What emerged: Standards.
I’m going to resist the temptation to detail how fire and building codes evolved over the following 350 years (you can thank me the next time you see me). During that time some lessons were learned again, and again, but there was steady improvement. Certainly by the mid-early 20th Century, we no longer had fires that devastated the entire core of modern cities.
Codes also evolved with technology. The introduction of electricity into buildings, for example, added a new wrinkle even as it slowly displaced many of the indoor open flames.
Those codes represent lessons. Each time there is a fire, the investigation revealed one of the three possible outcomes I outlined above. In the third case, the question to answer is, “What did we miss?” and “What have we learned?”
And to be clear, it wasn’t 100% the work of governments. Underwriters Limited, for example, was originally founded representing the interests of the insurance companies who want to minimize their payouts for claims.
All of this is greatly over-simplified, of course. The key point I am trying to make is this:
Standards Represent Accumulated Knowledge
In the past I’ve said many times that the purpose of a standard is to provide a point of comparison between what should be (the standard) and what actually is. Without that point of comparison that people can agree upon decisions about what meets, and does not meet, a “standard” are subjective.
That’s why the first questions when troubleshooting any kind of issue should be forms of “What is the standard?” For example, “What is the quality specification?” “What is the boundary between ‘acceptable’ and ‘not acceptable?” What is the standard process? Did we follow it? Or did something get in the way?
If the answer to any of these questions is “we don’t know” or disagreement, then the work to be done is clear: Define the standard, then begin again. If you are following the Toyota Kata structure, every layer is a possible target condition that must be developed, tested, and validated through experimentation.
Once everyone agrees, then you have institutional knowledge, not just the opinion of an expert.
Back to Step 4: True Root Cause
When I went through my jidoka model above, I mentioned that “putting out the fire” and even rebuilding was Step 3.

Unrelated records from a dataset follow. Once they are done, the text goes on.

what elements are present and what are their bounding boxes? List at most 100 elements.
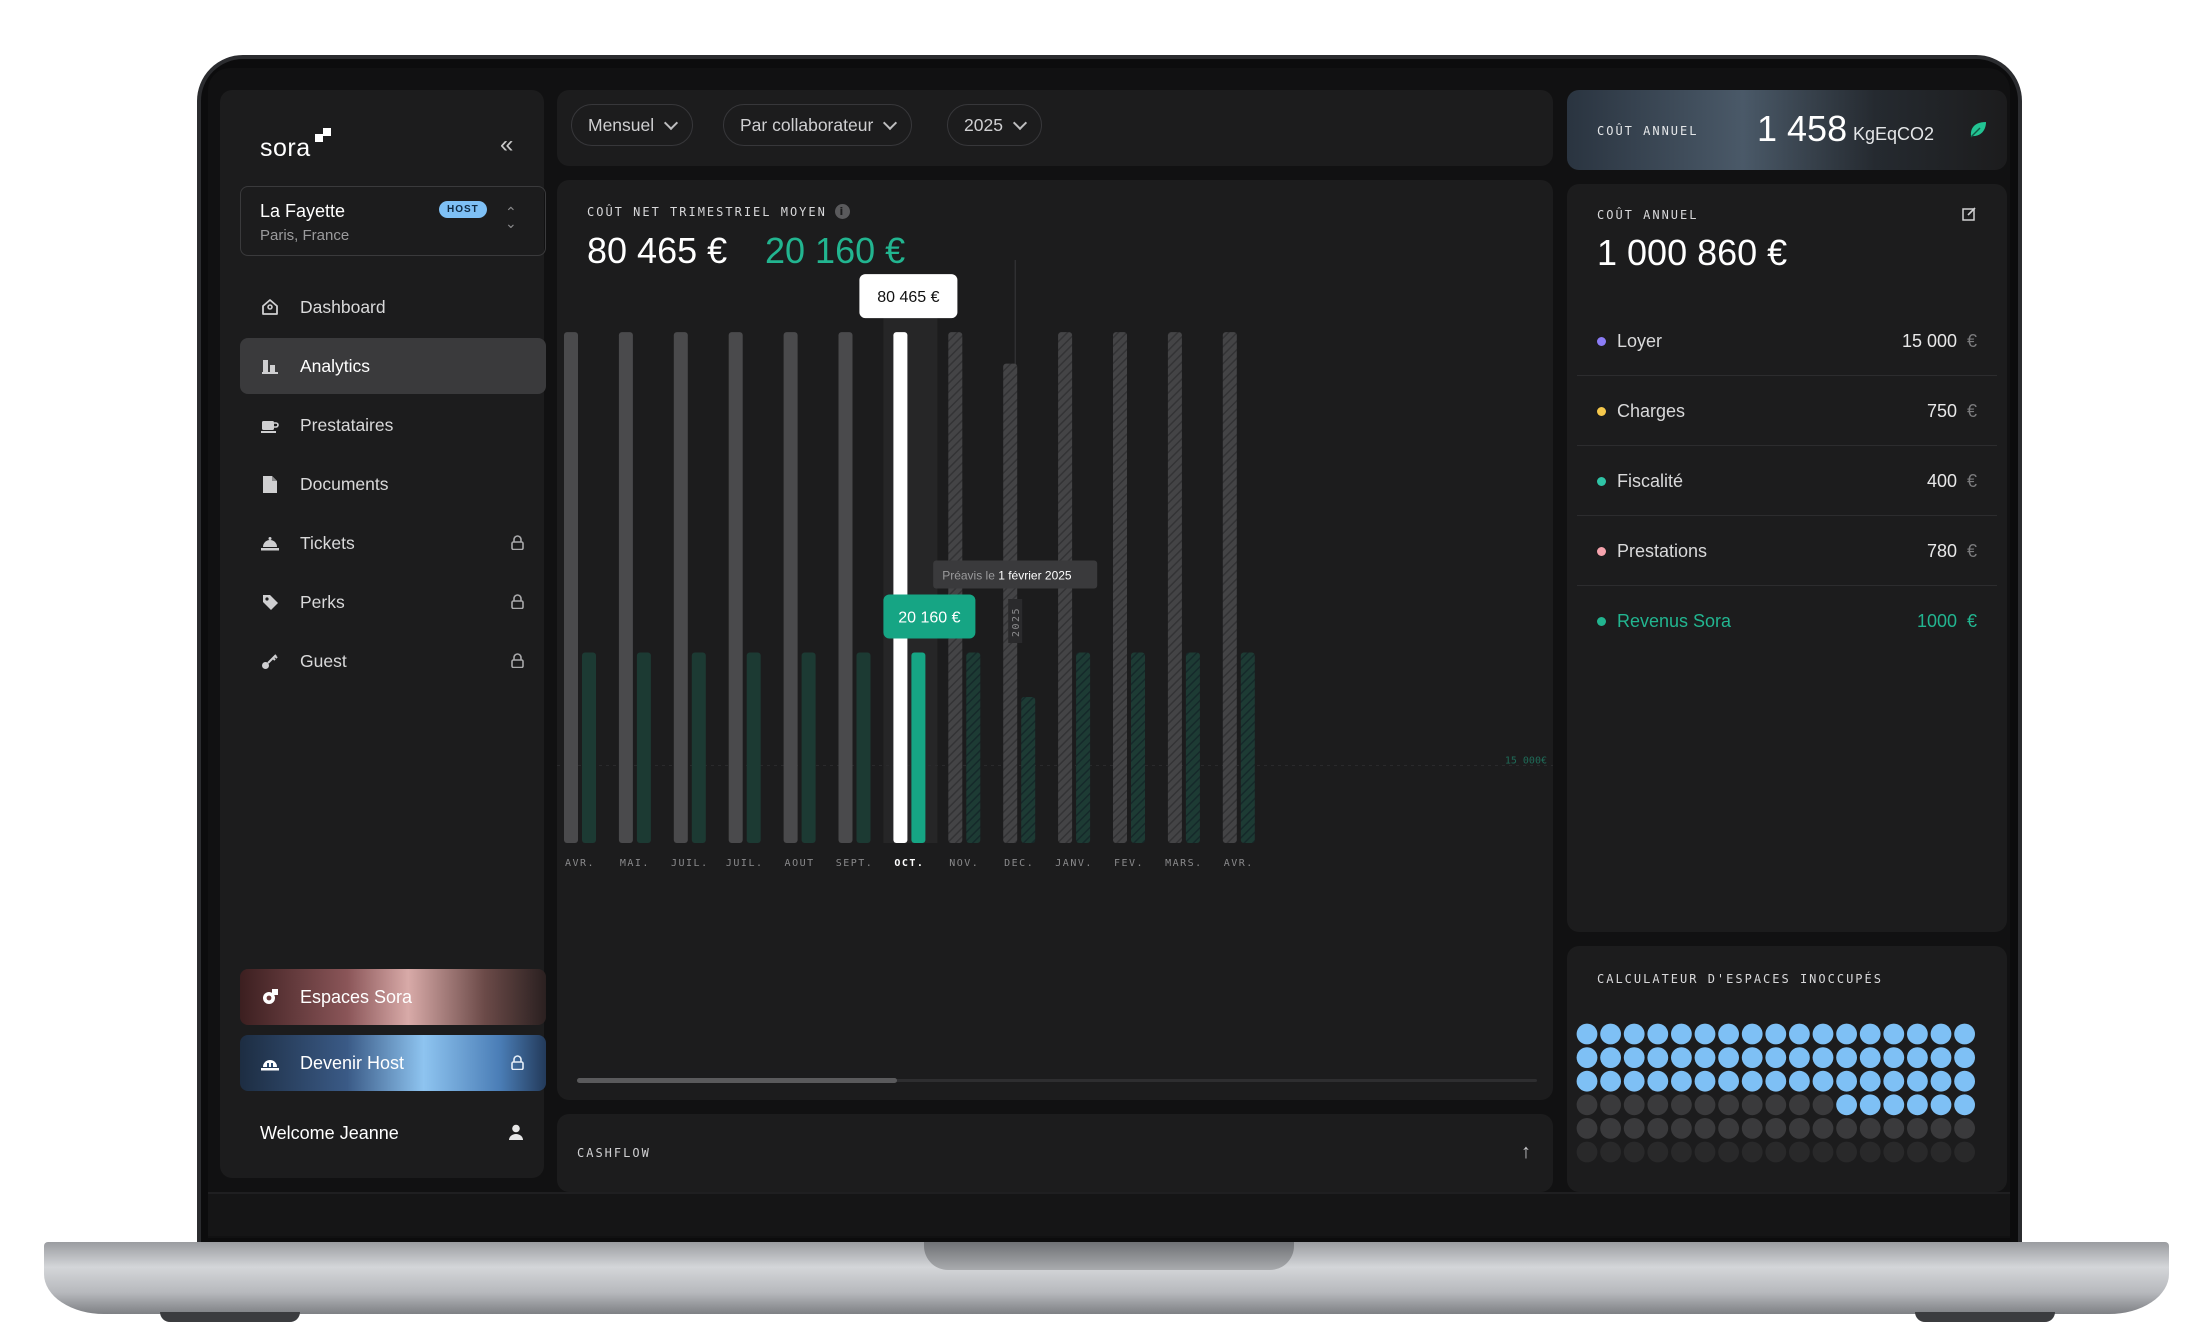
sidebar-item-prestataires[interactable]: Prestataires [240, 397, 546, 453]
revenue-bar[interactable] [636, 652, 651, 843]
year-filter[interactable]: 2025 [947, 104, 1042, 146]
occupied-seat-dot [1789, 1047, 1810, 1068]
cost-bar[interactable] [1167, 332, 1182, 843]
cost-item-currency: € [1966, 611, 1977, 631]
reference-line-label: 15 000€ [1505, 756, 1547, 767]
empty-seat-dot [1623, 1118, 1645, 1139]
cost-bar[interactable] [838, 332, 853, 843]
empty-seat-dot [1789, 1141, 1810, 1163]
occupied-seat-dot [1765, 1070, 1787, 1092]
sidebar-item-guest[interactable]: Guest [240, 633, 546, 689]
occupied-seat-dot [1883, 1047, 1905, 1068]
lock-icon [511, 1055, 524, 1070]
leaf-icon [1970, 122, 1986, 138]
cost-item-currency: € [1966, 471, 1977, 491]
year-filter-label: 2025 [964, 114, 1003, 135]
cost-bar[interactable] [1222, 332, 1237, 843]
cost-bar[interactable] [1113, 332, 1127, 843]
arrow-up-icon[interactable]: ↑ [1521, 1141, 1531, 1164]
coffee-icon [260, 415, 280, 435]
cashflow-panel[interactable]: CASHFLOW ↑ [557, 1114, 1553, 1192]
home-icon [260, 297, 280, 317]
sora-logo[interactable]: sora [260, 128, 331, 163]
sidebar-item-perks[interactable]: Perks [240, 574, 546, 630]
cost-bar[interactable] [673, 332, 688, 843]
tag-icon [260, 592, 280, 612]
lock-icon [511, 653, 524, 668]
cost-item-name: Loyer [1617, 331, 1663, 351]
lock-icon [511, 535, 524, 550]
key-icon [260, 651, 280, 671]
x-tick-label: AOUT [785, 858, 815, 869]
empty-seat-dot [1930, 1141, 1952, 1163]
cost-bar[interactable] [783, 332, 798, 843]
empty-seat-dot [1765, 1141, 1787, 1163]
cost-item-value: 780 [1926, 541, 1957, 561]
cost-chart-panel: 15 000€ 80 465 € 20 160 € Préavis le 1 févr… [557, 180, 1553, 1100]
empty-seat-dot [1694, 1118, 1716, 1139]
revenue-bar[interactable] [691, 652, 706, 843]
sidebar-item-tickets[interactable]: Tickets [240, 515, 546, 571]
sidebar-item-documents[interactable]: Documents [240, 456, 546, 512]
occupied-seat-dot [1623, 1047, 1645, 1068]
revenue-bar[interactable] [1076, 652, 1091, 843]
revenue-bar[interactable] [856, 652, 871, 843]
period-filter[interactable]: Mensuel [571, 104, 694, 146]
app-screen: sora « La Fayette Paris, France HOST ⌃ ⌄ … [208, 68, 2010, 1238]
revenue-bar[interactable] [911, 652, 926, 843]
bell-icon [260, 533, 280, 553]
info-icon[interactable]: i [834, 204, 850, 219]
chevron-up-down-icon: ⌃ ⌄ [505, 204, 517, 231]
occupied-seat-dot [1718, 1023, 1739, 1045]
cost-row-prestations: Prestations 780 € [1577, 516, 1997, 586]
sidebar-item-analytics[interactable]: Analytics [240, 338, 546, 394]
cost-bar[interactable] [564, 332, 578, 843]
occupied-seat-dot [1741, 1023, 1763, 1045]
empty-seat-dot [1694, 1141, 1716, 1163]
occupied-seat-dot [1694, 1023, 1716, 1045]
cost-bar[interactable] [618, 332, 633, 843]
empty-seat-dot [1576, 1141, 1598, 1163]
sidebar-item-dashboard[interactable]: Dashboard [240, 279, 546, 335]
edit-icon[interactable] [1962, 206, 1977, 221]
empty-seat-dot [1623, 1094, 1645, 1116]
legend-dot [1597, 477, 1606, 486]
revenue-bar[interactable] [1131, 652, 1145, 843]
period-filter-label: Mensuel [588, 114, 655, 135]
document-icon [260, 474, 280, 494]
welcome-message: Welcome Jeanne [260, 1123, 399, 1143]
x-tick-label: JANV. [1055, 858, 1093, 869]
revenue-bar[interactable] [801, 652, 816, 843]
revenue-bar[interactable] [746, 652, 761, 843]
x-tick-label: NOV. [949, 858, 979, 869]
revenue-bar[interactable] [1240, 652, 1255, 843]
cost-bar[interactable] [893, 332, 908, 843]
revenue-bar[interactable] [582, 652, 596, 843]
occupied-seat-dot [1671, 1070, 1692, 1092]
collapse-sidebar-icon[interactable]: « [500, 133, 522, 157]
occupied-seat-dot [1836, 1094, 1857, 1116]
empty-seat-dot [1954, 1141, 1975, 1163]
user-icon[interactable] [508, 1124, 524, 1140]
cost-bar[interactable] [728, 332, 743, 843]
revenue-bar[interactable] [966, 652, 981, 843]
occupied-seat-dot [1789, 1023, 1810, 1045]
occupied-seat-dot [1907, 1047, 1928, 1068]
empty-seat-dot [1812, 1118, 1834, 1139]
devenir-host-button[interactable]: Devenir Host [240, 1035, 546, 1091]
co2-unit: KgEqCO2 [1853, 124, 1935, 144]
revenue-bar[interactable] [1021, 696, 1036, 843]
revenue-bar[interactable] [1185, 652, 1200, 843]
occupied-seat-dot [1671, 1047, 1692, 1068]
grouping-filter[interactable]: Par collaborateur [723, 104, 913, 146]
espaces-sora-button[interactable]: Espaces Sora [240, 969, 546, 1025]
empty-seat-dot [1718, 1141, 1739, 1163]
chart-scroll-thumb[interactable] [577, 1078, 897, 1083]
occupied-seat-dot [1718, 1047, 1739, 1068]
site-selector[interactable]: La Fayette Paris, France HOST ⌃ ⌄ [240, 186, 546, 256]
x-tick-label: AVR. [1224, 858, 1254, 869]
sora-spaces-icon [260, 987, 280, 1007]
sidebar-item-label: Tickets [300, 532, 355, 553]
co2-card: COÛT ANNUEL 1 458 KgEqCO2 [1567, 90, 2007, 170]
x-tick-label: FEV. [1114, 858, 1144, 869]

If you traced your product defects back to damaged or worn tooling, and fixed the tooling, you have restored to the original standard. That’s Step 3.
What remains to be done, though, is keep digging.
What did we miss? Why did we have to produce a defective product before we noticed something was amiss? Was there some kind of exceptional step earlier that damaged that tooling earlier? If so, then why did the Team Member feel the obligation to try a work-around rather than STOP, and getting someone’s attention? “Hey, this isn’t right.”
Maybe it was damaged during a cleaning process. (I’m obviously making this stuff up.) Why? Were the right tools or materials not available? I’ve seen that when a well meaning machine operator was trying to do routine cleaning, but the regular cleaning stuff wasn’t available, so he grabbed something similar and proceeded. But that stuff ended up slowly dissolving seals, eventually causing expensive bearing failure.
What was the standard? Did it specify what material to use? Or was it just ad-hoc instructions that left the details ambiguous, because “that’s just what everyone uses?”
What did the machine’s manufacturer say? (They were very clear in the fine print, but nobody reads that stuff… oops, no warranty for you.)
Keep Learning
Key here is that you will never think of everything. The only protection you have is a culture where the default response when something doesn’t seem right is to STOP and get clarity. Relentlessly drive ambiguity out of your processes, out of your specifications, out of your standards. (And take time, now and again, to step back and challenge everything to SIMPLIFY, as complexity creeps in.)
*England did not adopt the Gregorian calendar until 1752. By that calendar, the date would be 5 September.